Comme le dit justement Atilio Boron, le Sommet des Amériques qui s'est tenu du 17 au 19 avril à Puerto España, capitale de Trinidad et Tobago, a été « l'heure de vérité pour Obama». On savait déjà qu'il s'entourait de conseillers très réacs : un faucon à la Défense (entendez la Guerre) et tous les économistes qui conseillaient Bush, avec le succès que l'on connaît.

Le document final préparé n'a pas été adopté.
Tous les intervenants de 34 pays d'Amérique Latine, même les représentants de gouvernements très modérés, ont plaidé pour qu'Obama mette fin au blocus de Cuba, sans que celui-ci réponde d'ailleurs.

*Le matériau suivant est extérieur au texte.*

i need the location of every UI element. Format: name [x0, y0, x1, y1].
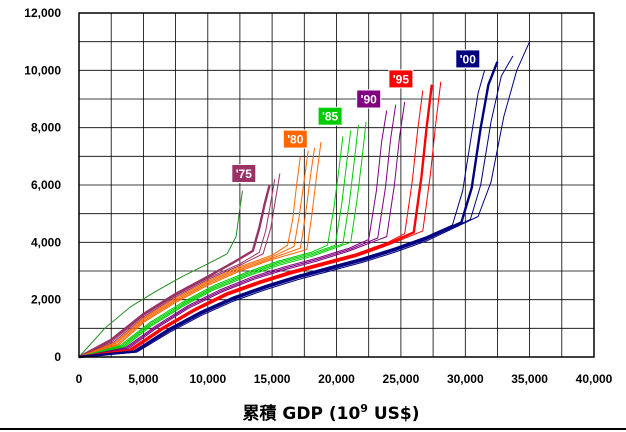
- x-tick-label: 10,000: [189, 372, 226, 386]
- x-tick-label: 35,000: [511, 372, 548, 386]
- y-tick-label: 2,000: [31, 293, 61, 307]
- series-line: [78, 104, 397, 358]
- series-line: [78, 130, 352, 358]
- x-tick-label: 40,000: [576, 372, 613, 386]
- x-tick-label: 25,000: [383, 372, 420, 386]
- x-tick-label: 30,000: [447, 372, 484, 386]
- era-label-layer: '75 '80 '85 '90 '95 '00: [231, 49, 481, 183]
- era-label-box: [282, 129, 308, 149]
- era-label-box: [231, 164, 257, 183]
- era-label: '90: [361, 93, 378, 107]
- era-label: '00: [460, 52, 477, 66]
- era-label: '95: [393, 72, 410, 86]
- series-line: [78, 156, 301, 358]
- y-tick-label: 0: [54, 350, 61, 364]
- series-line: [78, 150, 309, 358]
- series-line: [78, 179, 276, 358]
- y-tick-label: 6,000: [31, 178, 61, 192]
- y-tick-label: 8,000: [31, 121, 61, 135]
- y-tick-label: 4,000: [31, 235, 61, 249]
- tick-label-layer: 0 5,000 10,000 15,000 20,000 25,000 30,000 35,0…: [24, 6, 612, 386]
- x-tick-label: 0: [76, 372, 83, 386]
- series-line: [78, 190, 243, 358]
- era-label: '75: [236, 167, 253, 181]
- series-line: [78, 81, 442, 358]
- x-axis-title: 累積 GDP (109 US$): [242, 402, 419, 424]
- era-label-box: [455, 49, 481, 69]
- era-label-box: [317, 106, 343, 126]
- series-line: [78, 101, 406, 358]
- series-line: [78, 136, 344, 358]
- series-line: [78, 110, 388, 358]
- era-label: '85: [322, 110, 339, 124]
- era-label: '80: [287, 133, 304, 147]
- series-layer: [78, 41, 531, 359]
- series-line: [78, 147, 316, 358]
- plot-frame: [78, 12, 595, 358]
- series-line: [78, 55, 514, 358]
- series-line: [78, 173, 281, 358]
- series-line: [78, 61, 499, 359]
- x-tick-label: 20,000: [318, 372, 355, 386]
- x-axis-title-superscript: 9: [360, 402, 368, 415]
- x-tick-label: 15,000: [254, 372, 291, 386]
- series-line: [78, 84, 433, 359]
- y-tick-label: 10,000: [24, 63, 61, 77]
- x-axis-title-suffix: US$): [368, 404, 420, 424]
- series-line: [78, 121, 367, 358]
- series-line: [78, 70, 486, 358]
- series-line: [78, 184, 271, 359]
- x-tick-label: 5,000: [128, 372, 158, 386]
- x-axis-title-prefix: 累積 GDP (10: [242, 403, 360, 424]
- era-label-box: [388, 69, 414, 89]
- y-tick-label: 12,000: [24, 6, 61, 20]
- series-line: [78, 41, 531, 358]
- series-line: [78, 124, 359, 358]
- series-line: [78, 90, 424, 358]
- series-line: [78, 141, 322, 358]
- era-label-box: [356, 89, 382, 109]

Obama, très prodigue en poignées de mains et accolades, s'est montré tendu à la fin de ce sommet où il a dû en entendre de toutes les couleurs, c'est à dire des vérités sur l'attitude de son pays par rapport à ses voisins du sud. Pourtant tout avait été fait, par le pays invitant, pour lui faciliter la vie, y compris de faire attendre trois heures ,dans leurs avions respectifs, en bout de piste et sous un soleil « équatoria », Michelle Bachelet, Evo Morales, Lula, Daniel Ortega et Felipe Calderon (même lui) jusqu'à ce que, comme le dit Ortega, l'Empereur Obama arrive.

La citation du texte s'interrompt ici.